You see, when you’re fortunate to have a huge support system, you dig deep to find your “why” – you brush the tears from your eyes, and you persevere. For the times when I was feeling overwhelmed, someone was always there to pick me up and say a kind, encouraging word or do something special for me. I honestly cannot put into words how much my family means to me and how much they’ve shaped my life. Despite having to miss family weekends and special gatherings, my family was always there for me. They understood it was a temporary absence and that my commitment would pay off in the end.

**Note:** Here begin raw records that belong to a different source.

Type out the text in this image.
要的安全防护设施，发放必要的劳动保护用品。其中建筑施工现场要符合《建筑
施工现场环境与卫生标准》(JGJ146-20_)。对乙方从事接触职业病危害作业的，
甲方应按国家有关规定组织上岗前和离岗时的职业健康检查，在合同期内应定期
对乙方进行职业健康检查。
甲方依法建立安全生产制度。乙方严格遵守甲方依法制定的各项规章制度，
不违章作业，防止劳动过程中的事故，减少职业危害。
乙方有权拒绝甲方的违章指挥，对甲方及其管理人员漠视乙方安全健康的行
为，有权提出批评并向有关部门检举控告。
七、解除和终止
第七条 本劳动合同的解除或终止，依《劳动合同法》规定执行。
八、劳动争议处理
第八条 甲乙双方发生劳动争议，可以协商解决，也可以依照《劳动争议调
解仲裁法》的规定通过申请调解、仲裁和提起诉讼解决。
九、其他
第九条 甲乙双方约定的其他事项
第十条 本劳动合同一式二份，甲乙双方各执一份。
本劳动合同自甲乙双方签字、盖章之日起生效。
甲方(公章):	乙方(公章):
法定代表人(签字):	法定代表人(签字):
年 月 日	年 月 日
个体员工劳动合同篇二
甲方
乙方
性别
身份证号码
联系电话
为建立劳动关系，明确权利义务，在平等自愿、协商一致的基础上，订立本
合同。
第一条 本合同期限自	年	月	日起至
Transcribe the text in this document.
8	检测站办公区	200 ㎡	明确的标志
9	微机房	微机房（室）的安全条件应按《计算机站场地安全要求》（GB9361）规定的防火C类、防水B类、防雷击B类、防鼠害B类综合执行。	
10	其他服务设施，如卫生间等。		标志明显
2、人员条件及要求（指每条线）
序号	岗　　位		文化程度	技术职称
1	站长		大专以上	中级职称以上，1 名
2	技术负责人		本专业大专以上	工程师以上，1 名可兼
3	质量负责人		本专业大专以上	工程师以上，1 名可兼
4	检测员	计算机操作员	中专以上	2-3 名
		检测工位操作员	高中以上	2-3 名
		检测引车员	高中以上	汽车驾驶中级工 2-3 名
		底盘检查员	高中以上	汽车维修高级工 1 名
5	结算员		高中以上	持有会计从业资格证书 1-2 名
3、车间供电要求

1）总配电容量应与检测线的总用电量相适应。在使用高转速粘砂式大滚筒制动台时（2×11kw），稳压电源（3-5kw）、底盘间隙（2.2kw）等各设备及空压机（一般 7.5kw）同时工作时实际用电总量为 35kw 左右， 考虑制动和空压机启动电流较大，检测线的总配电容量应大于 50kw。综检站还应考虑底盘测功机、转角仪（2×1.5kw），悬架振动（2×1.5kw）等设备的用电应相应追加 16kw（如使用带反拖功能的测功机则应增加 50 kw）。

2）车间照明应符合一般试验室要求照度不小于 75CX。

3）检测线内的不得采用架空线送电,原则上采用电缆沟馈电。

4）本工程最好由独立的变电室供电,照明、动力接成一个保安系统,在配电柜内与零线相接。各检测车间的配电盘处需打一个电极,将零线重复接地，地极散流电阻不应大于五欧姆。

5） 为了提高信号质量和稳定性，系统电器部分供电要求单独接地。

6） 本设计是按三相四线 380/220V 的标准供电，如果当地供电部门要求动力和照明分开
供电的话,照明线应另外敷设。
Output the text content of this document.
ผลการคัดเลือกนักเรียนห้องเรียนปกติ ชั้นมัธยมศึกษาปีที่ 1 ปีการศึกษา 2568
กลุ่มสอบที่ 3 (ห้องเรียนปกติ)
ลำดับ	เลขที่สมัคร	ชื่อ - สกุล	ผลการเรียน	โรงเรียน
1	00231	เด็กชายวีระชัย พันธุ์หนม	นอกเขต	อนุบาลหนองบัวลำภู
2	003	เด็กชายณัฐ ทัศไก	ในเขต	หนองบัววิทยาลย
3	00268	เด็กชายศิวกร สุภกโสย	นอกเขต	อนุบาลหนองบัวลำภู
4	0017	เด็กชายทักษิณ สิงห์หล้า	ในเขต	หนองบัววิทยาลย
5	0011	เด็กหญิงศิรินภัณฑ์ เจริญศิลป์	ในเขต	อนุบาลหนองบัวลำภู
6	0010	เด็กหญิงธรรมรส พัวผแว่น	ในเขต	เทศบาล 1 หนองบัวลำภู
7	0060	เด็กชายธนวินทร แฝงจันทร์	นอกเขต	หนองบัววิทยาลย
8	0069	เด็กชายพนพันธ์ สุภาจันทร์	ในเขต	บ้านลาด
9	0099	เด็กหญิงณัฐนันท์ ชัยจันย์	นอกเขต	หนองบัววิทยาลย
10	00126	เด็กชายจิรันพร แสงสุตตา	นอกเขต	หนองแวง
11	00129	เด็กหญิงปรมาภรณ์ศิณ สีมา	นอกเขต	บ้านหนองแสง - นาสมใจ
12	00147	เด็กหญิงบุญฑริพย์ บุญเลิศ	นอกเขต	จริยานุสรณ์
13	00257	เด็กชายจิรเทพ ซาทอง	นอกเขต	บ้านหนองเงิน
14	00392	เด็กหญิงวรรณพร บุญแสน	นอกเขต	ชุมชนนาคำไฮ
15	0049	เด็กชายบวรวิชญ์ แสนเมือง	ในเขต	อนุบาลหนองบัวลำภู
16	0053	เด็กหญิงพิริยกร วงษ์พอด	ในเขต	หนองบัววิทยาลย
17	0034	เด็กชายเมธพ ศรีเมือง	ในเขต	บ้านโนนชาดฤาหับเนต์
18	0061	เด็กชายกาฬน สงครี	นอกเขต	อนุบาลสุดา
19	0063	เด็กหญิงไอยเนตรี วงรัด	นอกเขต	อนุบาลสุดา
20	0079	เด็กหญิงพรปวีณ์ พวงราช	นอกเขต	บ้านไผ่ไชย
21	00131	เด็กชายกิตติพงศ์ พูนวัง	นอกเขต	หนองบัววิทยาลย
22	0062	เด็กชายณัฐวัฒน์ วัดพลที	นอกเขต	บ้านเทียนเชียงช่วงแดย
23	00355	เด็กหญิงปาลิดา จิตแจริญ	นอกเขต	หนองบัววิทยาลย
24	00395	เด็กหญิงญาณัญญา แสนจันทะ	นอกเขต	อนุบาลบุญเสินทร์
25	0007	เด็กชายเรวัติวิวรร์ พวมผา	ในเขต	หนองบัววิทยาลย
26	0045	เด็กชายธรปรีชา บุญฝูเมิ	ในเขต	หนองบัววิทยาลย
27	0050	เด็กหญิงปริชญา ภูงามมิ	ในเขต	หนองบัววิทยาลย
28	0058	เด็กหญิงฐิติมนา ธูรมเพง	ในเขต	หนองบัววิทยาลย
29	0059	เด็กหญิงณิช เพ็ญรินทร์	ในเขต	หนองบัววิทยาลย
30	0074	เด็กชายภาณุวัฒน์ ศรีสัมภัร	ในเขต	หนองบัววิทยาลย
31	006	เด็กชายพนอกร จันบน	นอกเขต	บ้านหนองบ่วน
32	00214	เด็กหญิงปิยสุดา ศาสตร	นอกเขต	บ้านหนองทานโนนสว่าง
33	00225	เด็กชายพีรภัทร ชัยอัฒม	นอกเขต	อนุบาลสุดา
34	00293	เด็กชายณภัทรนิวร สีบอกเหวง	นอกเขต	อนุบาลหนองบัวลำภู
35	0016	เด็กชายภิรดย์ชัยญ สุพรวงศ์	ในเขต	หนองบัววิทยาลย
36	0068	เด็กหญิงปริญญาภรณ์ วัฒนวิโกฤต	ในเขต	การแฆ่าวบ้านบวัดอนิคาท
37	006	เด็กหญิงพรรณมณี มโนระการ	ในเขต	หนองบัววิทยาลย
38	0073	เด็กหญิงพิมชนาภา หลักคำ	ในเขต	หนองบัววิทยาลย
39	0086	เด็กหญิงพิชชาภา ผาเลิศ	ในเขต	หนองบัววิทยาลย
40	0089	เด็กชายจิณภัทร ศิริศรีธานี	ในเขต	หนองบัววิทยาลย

And just as important to my success was my McKinley Carter family. Not only did every employee support my CFP® certification journey, each one was there every step of the way providing on-going encouragement and lending an ear if I needed to vent my frustrations. Having six other CFP® professionals among our team, I trusted their guidance and knew I had the right tools to achieve the designation and enhance my identity. Never underestimate the power of being present and how just simply being there for someone speaks volumes. I will always be grateful for my coworkers.
Without my tw
o families, I likely would have quit long ago. The path to becoming a CFP® professionalis full of ups and downs and tests of strength and determination. The image at left accurately depicts my journey…but it’s a journey that I would never trade. I know I have what it takes to represent CFP® professionals; and through my continued education, I believe I will be able to shape the next generation and make a difference.
I hope I inspire other female advisors, whether they choose to pursue CFP® certification or not. Females may be in the minority in our industry today, but I’m confident that will change in the future. Our passion to help others just can’t be diminished.